Now we define, for a Promise p, NaV(p) === NaV(p) to be NaV(p.then(whatif)) where whatif(v) is what the current function would have returned had NaV(p) been the actual value v: it's the current function's stack frame restarted at the point where the comparison was made.
For example, the function
function delayedInc(x)
{
var v = x === x;
if (!v)
return v;
return x + 1;
}
could be applied to a Promise p to effectively result in
NaV(p.then(function (xv) { return xv + 1; }));
(It would actually be NaV(p.then(function (xv) { var v = xv === xv; if (!v) return v; return xv + 1; })))

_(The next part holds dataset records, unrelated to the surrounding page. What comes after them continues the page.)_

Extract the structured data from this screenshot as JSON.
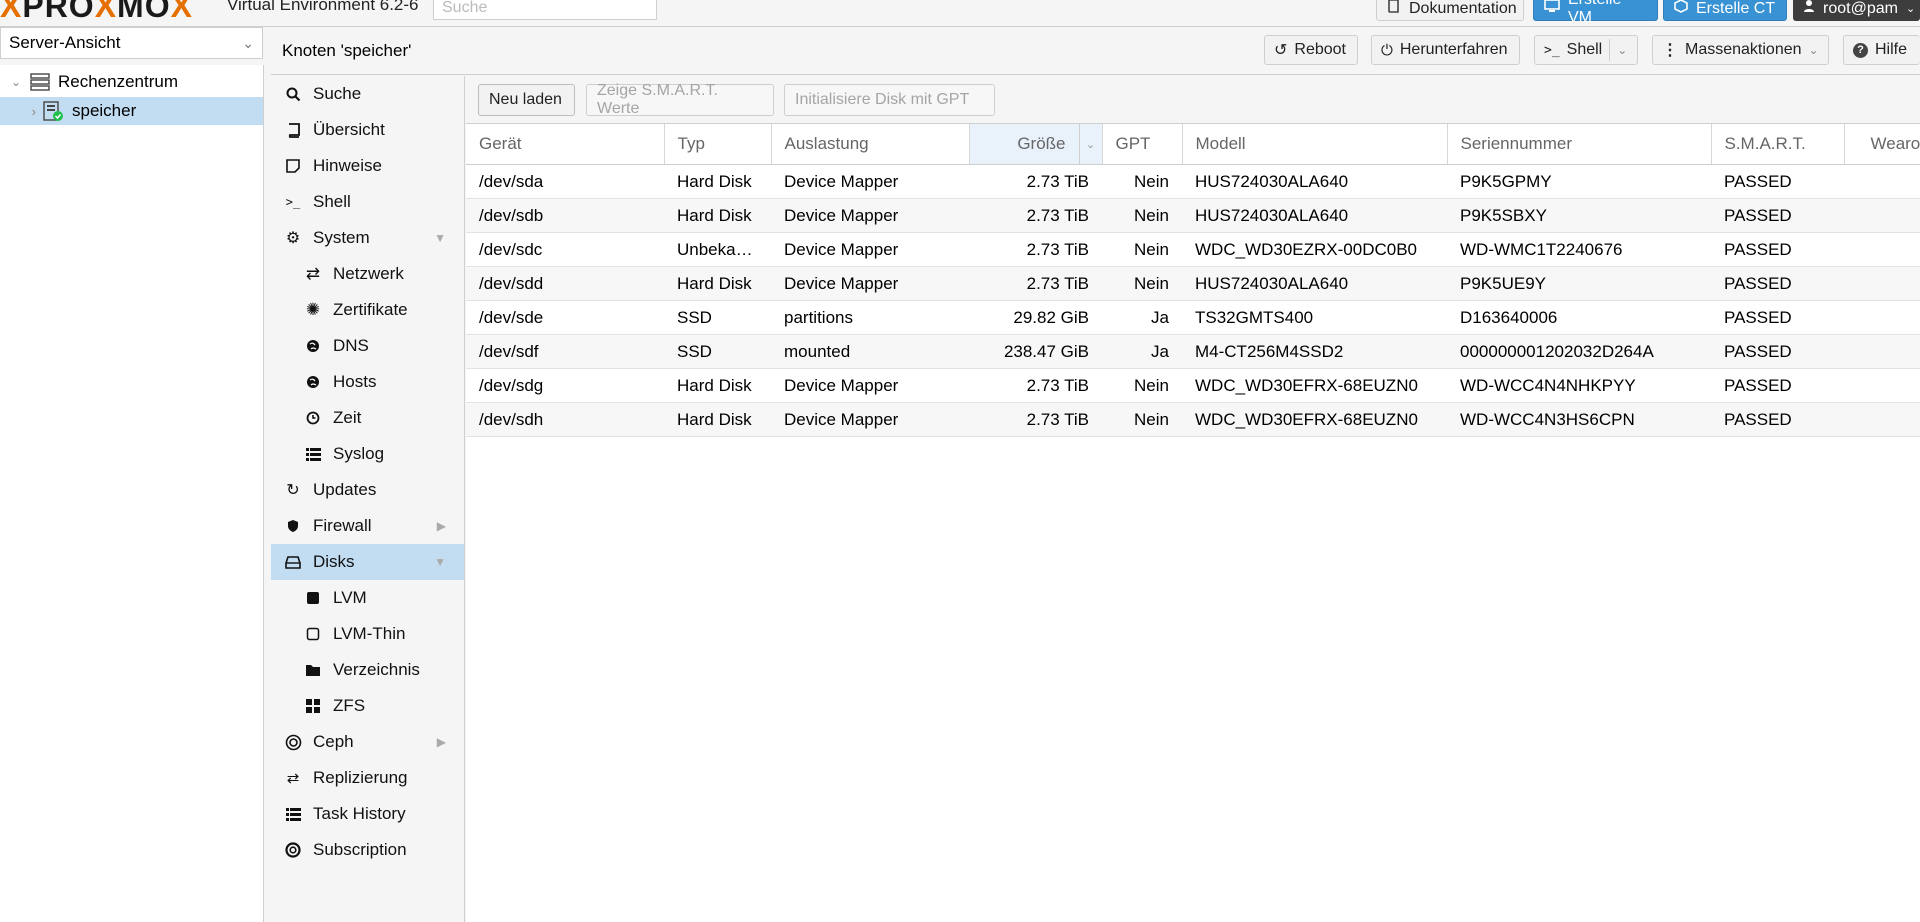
{
  "topbar": {
    "logo_x": "X",
    "logo_text_a": "PRO",
    "logo_mid": "X",
    "logo_text_b": "MO",
    "logo_end": "X",
    "version": "Virtual Environment 6.2-6",
    "search_placeholder": "Suche",
    "doc_button": "Dokumentation",
    "create_vm_button": "Erstelle VM",
    "create_ct_button": "Erstelle CT",
    "user_button": "root@pam"
  },
  "view_selector": {
    "value": "Server-Ansicht"
  },
  "tree": {
    "datacenter": "Rechenzentrum",
    "node": "speicher"
  },
  "node_header": {
    "title": "Knoten 'speicher'",
    "reboot": "Reboot",
    "shutdown": "Herunterfahren",
    "shell": "Shell",
    "bulk": "Massenaktionen",
    "help": "Hilfe"
  },
  "menu": {
    "items": [
      {
        "label": "Suche",
        "icon": "search-icon"
      },
      {
        "label": "Übersicht",
        "icon": "book-icon"
      },
      {
        "label": "Hinweise",
        "icon": "note-icon"
      },
      {
        "label": "Shell",
        "icon": "terminal-icon"
      },
      {
        "label": "System",
        "icon": "gears-icon"
      },
      {
        "label": "Netzwerk",
        "icon": "exchange-icon"
      },
      {
        "label": "Zertifikate",
        "icon": "certificate-icon"
      },
      {
        "label": "DNS",
        "icon": "globe-icon"
      },
      {
        "label": "Hosts",
        "icon": "globe-icon"
      },
      {
        "label": "Zeit",
        "icon": "clock-icon"
      },
      {
        "label": "Syslog",
        "icon": "list-icon"
      },
      {
        "label": "Updates",
        "icon": "refresh-icon"
      },
      {
        "label": "Firewall",
        "icon": "shield-icon"
      },
      {
        "label": "Disks",
        "icon": "hdd-icon"
      },
      {
        "label": "LVM",
        "icon": "square-icon"
      },
      {
        "label": "LVM-Thin",
        "icon": "square-outline-icon"
      },
      {
        "label": "Verzeichnis",
        "icon": "folder-icon"
      },
      {
        "label": "ZFS",
        "icon": "th-large-icon"
      },
      {
        "label": "Ceph",
        "icon": "ceph-icon"
      },
      {
        "label": "Replizierung",
        "icon": "retweet-icon"
      },
      {
        "label": "Task History",
        "icon": "list-icon"
      },
      {
        "label": "Subscription",
        "icon": "support-icon"
      }
    ]
  },
  "toolbar": {
    "reload": "Neu laden",
    "show_smart": "Zeige S.M.A.R.T. Werte",
    "init_gpt": "Initialisiere Disk mit GPT"
  },
  "grid": {
    "columns": [
      "Gerät",
      "Typ",
      "Auslastung",
      "Größe",
      "GPT",
      "Modell",
      "Seriennummer",
      "S.M.A.R.T.",
      "Wearout"
    ],
    "rows": [
      [
        "/dev/sda",
        "Hard Disk",
        "Device Mapper",
        "2.73 TiB",
        "Nein",
        "HUS724030ALA640",
        "P9K5GPMY",
        "PASSED",
        ""
      ],
      [
        "/dev/sdb",
        "Hard Disk",
        "Device Mapper",
        "2.73 TiB",
        "Nein",
        "HUS724030ALA640",
        "P9K5SBXY",
        "PASSED",
        ""
      ],
      [
        "/dev/sdc",
        "Unbeka…",
        "Device Mapper",
        "2.73 TiB",
        "Nein",
        "WDC_WD30EZRX-00DC0B0",
        "WD-WMC1T2240676",
        "PASSED",
        ""
      ],
      [
        "/dev/sdd",
        "Hard Disk",
        "Device Mapper",
        "2.73 TiB",
        "Nein",
        "HUS724030ALA640",
        "P9K5UE9Y",
        "PASSED",
        ""
      ],
      [
        "/dev/sde",
        "SSD",
        "partitions",
        "29.82 GiB",
        "Ja",
        "TS32GMTS400",
        "D163640006",
        "PASSED",
        ""
      ],
      [
        "/dev/sdf",
        "SSD",
        "mounted",
        "238.47 GiB",
        "Ja",
        "M4-CT256M4SSD2",
        "000000001202032D264A",
        "PASSED",
        ""
      ],
      [
        "/dev/sdg",
        "Hard Disk",
        "Device Mapper",
        "2.73 TiB",
        "Nein",
        "WDC_WD30EFRX-68EUZN0",
        "WD-WCC4N4NHKPYY",
        "PASSED",
        ""
      ],
      [
        "/dev/sdh",
        "Hard Disk",
        "Device Mapper",
        "2.73 TiB",
        "Nein",
        "WDC_WD30EFRX-68EUZN0",
        "WD-WCC4N3HS6CPN",
        "PASSED",
        ""
      ]
    ]
  },
  "colors": {
    "accent": "#3892d4",
    "selection": "#c2ddf2",
    "brand_orange": "#e57000"
  }
}
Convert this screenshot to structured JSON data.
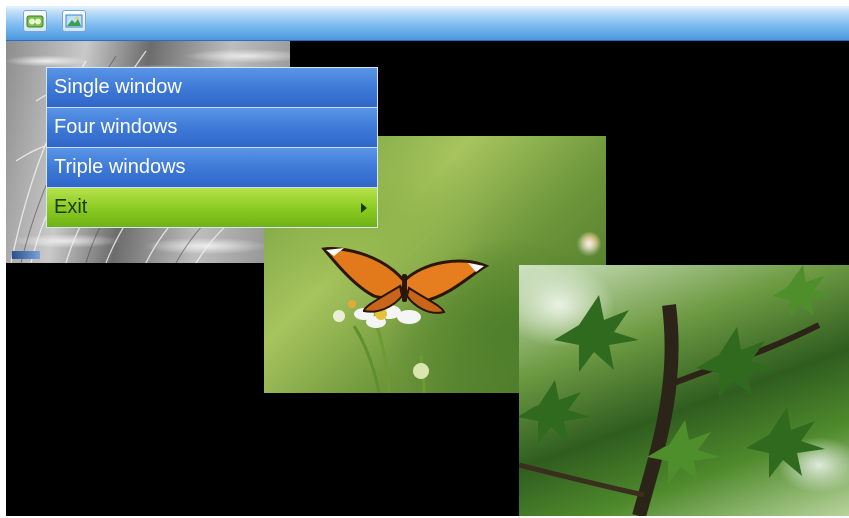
{
  "toolbar": {
    "buttons": [
      {
        "name": "media-icon",
        "color": "#7dc14a"
      },
      {
        "name": "picture-icon",
        "color": "#3c82d2"
      }
    ]
  },
  "menu": {
    "items": [
      {
        "label": "Single window",
        "selected": false
      },
      {
        "label": "Four windows",
        "selected": false
      },
      {
        "label": "Triple windows",
        "selected": false
      },
      {
        "label": "Exit",
        "selected": true,
        "submenu_arrow": "chevron-right-icon"
      }
    ]
  },
  "colors": {
    "menu_blue": "#3f7ad8",
    "menu_selected_green": "#8ccc23",
    "background": "#000000",
    "toolbar_blue": "#4a97e0"
  }
}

Capturing the current function's stack frame sounds hard, but it's what generators already do, so it should be possible.
I've looked at the code again to see how difficult it would be to store nan-canonical NaNs as garbage-collected cells, and I think that would be doable. The idea is that the JS::Value would have an NaN tag, but a pointer payload, which is traced but only really used when the value is stored into a typed array—all other places will be happy with just any NaN value, as far as I can see.
But then it occurred to me that it might be an interesting extension idea to allow any value to be "NaNified": define functions NaV ("not an actual value") and VaN such that NaV(x) !== NaV(y), but VaN(NaV(x)) is identical to x for all values x. I think this would be useful for Promises: make NaV(p) stand for the non-actual value of p, then redefine NaV(p) === NaV(p) to be NaV(p.then(whatif)), where whatif is the current function restarted from the point where the comparison was made.